ISSLS PRIZE IN BIOENGINEERING SCIENCE 2017: Automation of reading of radiological features from magnetic resonance images (MRIs) of the lumbar spine without human intervention is comparable with an expert radiologist.

STUDY DESIGN: Investigation of the automation of radiological features from magnetic resonance images (MRIs) of the lumbar spine. OBJECTIVE: To automate the process of grading lumbar intervertebral discs and vertebral bodies from MRIs. MR imaging is the most common imaging technique used in investigating low back pain (LBP). Various features of degradation, based on MRIs, are commonly recorded and graded, e.g., Modic change and Pfirrmann grading of intervertebral discs. Consistent scoring and grading is important for developing robust clinical systems and research. Automation facilitates this consistency and reduces the time of radiological analysis considerably and hence the expense. METHODS: 12,018 intervertebral discs, from 2009 patients, were graded by a radiologist and were then used to train: (1) a system to detect and label vertebrae and discs in a given scan, and (2) a convolutional neural network (CNN) model that predicts several radiological gradings. The performance of the model, in terms of class average accuracy, was compared with the intra-observer class average accuracy of the radiologist. RESULTS: The detection system achieved 95.6% accuracy in terms of disc detection and labeling. The model is able to produce predictions of multiple pathological gradings that consistently matched those of the radiologist.
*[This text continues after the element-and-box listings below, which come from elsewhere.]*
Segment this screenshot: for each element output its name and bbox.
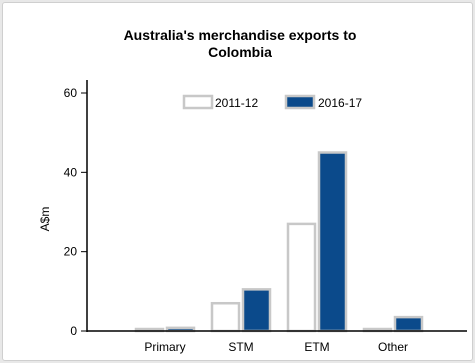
chart-title-line-1: Australia's merchandise exports to [124, 27, 357, 43]
chart-title-line-2: Colombia [208, 44, 272, 60]
bars [134, 151, 424, 333]
legend-label-201617: 2016-17 [318, 96, 362, 110]
legend-label-201112: 2011-12 [215, 96, 258, 110]
y-axis-label: A$m [38, 207, 52, 232]
y-axis-ticks: 0 20 40 60 [64, 86, 87, 338]
x-axis-ticks: Primary STM ETM Other [144, 340, 408, 354]
y-tick-label: 60 [64, 86, 78, 100]
x-tick-label-stm: STM [228, 340, 253, 354]
bar-etm-201112 [286, 222, 317, 333]
x-tick-label-etm: ETM [304, 340, 329, 354]
y-tick-label: 40 [64, 165, 78, 179]
bar-chart: Australia's merchandise exports to Colom… [38, 27, 467, 354]
bar-other-201617 [393, 315, 424, 333]
legend: 2011-12 2016-17 [182, 94, 362, 110]
bar-stm-201617 [241, 288, 272, 333]
bar-etm-201617 [317, 151, 348, 333]
bar-stm-201112 [210, 301, 241, 333]
x-tick-label-other: Other [378, 340, 408, 354]
y-tick-label: 0 [70, 324, 77, 338]
y-tick-label: 20 [64, 245, 78, 259]
legend-swatch-201112 [182, 94, 214, 110]
x-tick-label-primary: Primary [144, 340, 185, 354]
legend-swatch-201617 [284, 94, 316, 110]
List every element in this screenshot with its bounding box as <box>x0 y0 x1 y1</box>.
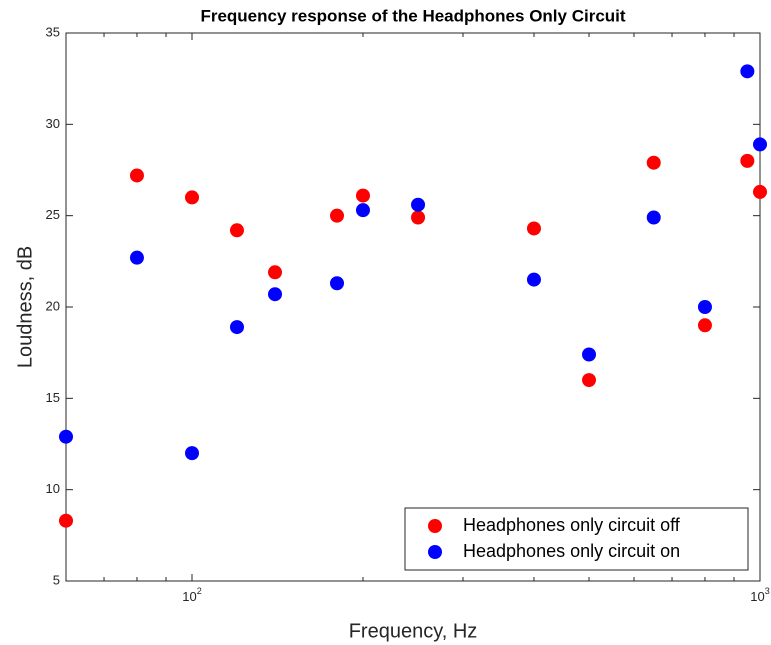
point <box>753 184 767 199</box>
y-tick-label: 25 <box>46 207 60 222</box>
point <box>582 347 597 362</box>
point <box>753 137 767 152</box>
y-tick-label: 20 <box>46 298 60 313</box>
point <box>185 190 200 205</box>
point <box>268 287 283 302</box>
point <box>646 210 661 225</box>
point <box>411 210 426 225</box>
point <box>355 188 370 203</box>
legend-box <box>404 507 749 571</box>
point <box>268 265 283 280</box>
y-tick-label: 35 <box>46 24 60 39</box>
legend-label: Headphones only circuit on <box>463 541 680 561</box>
point <box>59 429 73 444</box>
y-axis-label: Loudness, dB <box>14 246 36 368</box>
point <box>740 64 755 79</box>
y-tick-label: 30 <box>46 116 60 131</box>
legend-label: Headphones only circuit off <box>463 515 681 535</box>
point <box>229 320 244 335</box>
point <box>330 276 345 291</box>
chart-title: Frequency response of the Headphones Onl… <box>200 6 625 25</box>
point <box>697 300 712 314</box>
legend-marker <box>428 545 442 559</box>
point <box>526 272 541 287</box>
point <box>129 168 144 183</box>
point <box>330 208 345 223</box>
point <box>740 153 755 168</box>
point <box>185 446 200 461</box>
point <box>129 250 144 265</box>
point <box>526 221 541 236</box>
x-tick-label: 102 <box>182 586 201 604</box>
y-tick-label: 15 <box>46 390 60 405</box>
point <box>411 197 426 212</box>
x-axis-label: Frequency, Hz <box>349 620 478 642</box>
point <box>355 203 370 218</box>
point <box>646 155 661 170</box>
y-tick-label: 5 <box>53 572 60 587</box>
point <box>59 513 73 528</box>
point <box>582 373 597 388</box>
point <box>697 318 712 333</box>
x-tick-label: 103 <box>750 586 769 604</box>
point <box>229 223 244 238</box>
y-tick-label: 10 <box>46 481 60 496</box>
legend-marker <box>428 519 442 533</box>
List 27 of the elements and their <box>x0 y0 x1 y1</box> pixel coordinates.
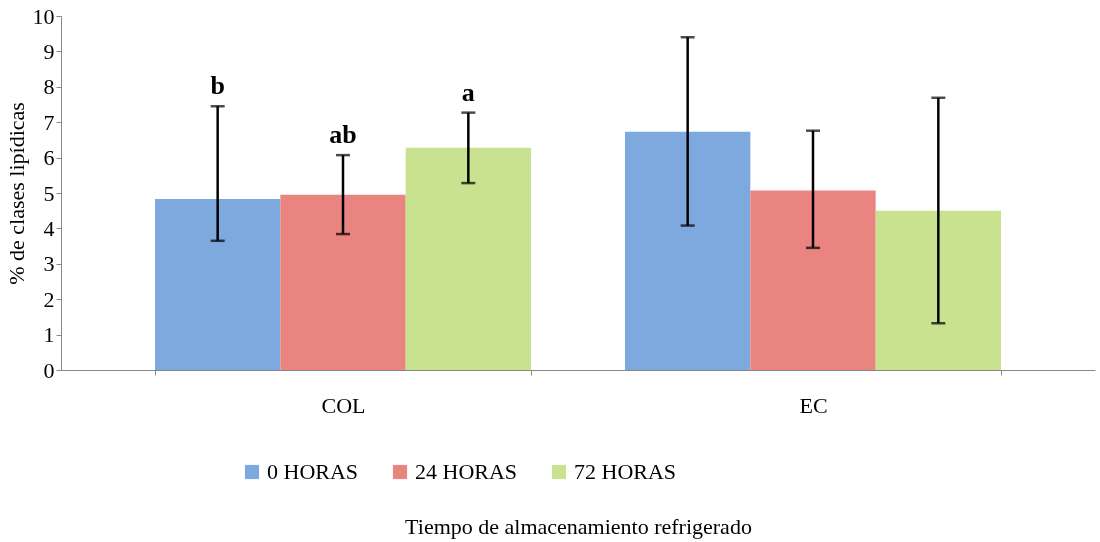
x-tick-label: EC <box>799 392 828 418</box>
y-tick-label: 1 <box>43 322 55 348</box>
bar <box>280 194 406 370</box>
legend-label: 72 HORAS <box>574 459 677 484</box>
bar <box>405 147 531 370</box>
x-tick-label: COL <box>321 392 366 418</box>
bar <box>875 210 1001 370</box>
annotation: ab <box>329 120 357 150</box>
y-tick-label: 2 <box>43 286 55 312</box>
y-axis-title: % de clases lipídicas <box>3 102 29 285</box>
y-tick-label: 5 <box>43 180 55 206</box>
y-tick-label: 10 <box>32 3 55 29</box>
y-tick-label: 3 <box>43 251 55 277</box>
legend-label: 0 HORAS <box>267 459 359 484</box>
y-tick-label: 7 <box>43 109 55 135</box>
y-tick-label: 8 <box>43 74 55 100</box>
bar <box>155 199 281 370</box>
bar <box>625 131 751 370</box>
y-tick-label: 4 <box>43 215 55 241</box>
x-axis-title: Tiempo de almacenamiento refrigerado <box>405 513 752 539</box>
y-tick-label: 6 <box>43 145 55 171</box>
annotation: b <box>210 71 225 101</box>
bar <box>750 190 876 370</box>
legend-label: 24 HORAS <box>415 459 518 484</box>
y-tick-label: 0 <box>43 357 55 383</box>
y-tick-label: 9 <box>43 38 55 64</box>
annotation: a <box>461 77 475 107</box>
The model identifies 'Evidence Hotspots' that are the voxels that most contribute to the degradation scores. CONCLUSIONS: Automation of radiological grading is now on par with human performance. The system can be beneficial in aiding clinical diagnoses in terms of objectivity of gradings and the speed of analysis. It can also draw the attention of a radiologist to regions of degradation. This objectivity and speed is an important stepping stone in the investigation of the relationship between MRIs and clinical diagnoses of back pain in large cohorts. LEVEL OF EVIDENCE: Level 3.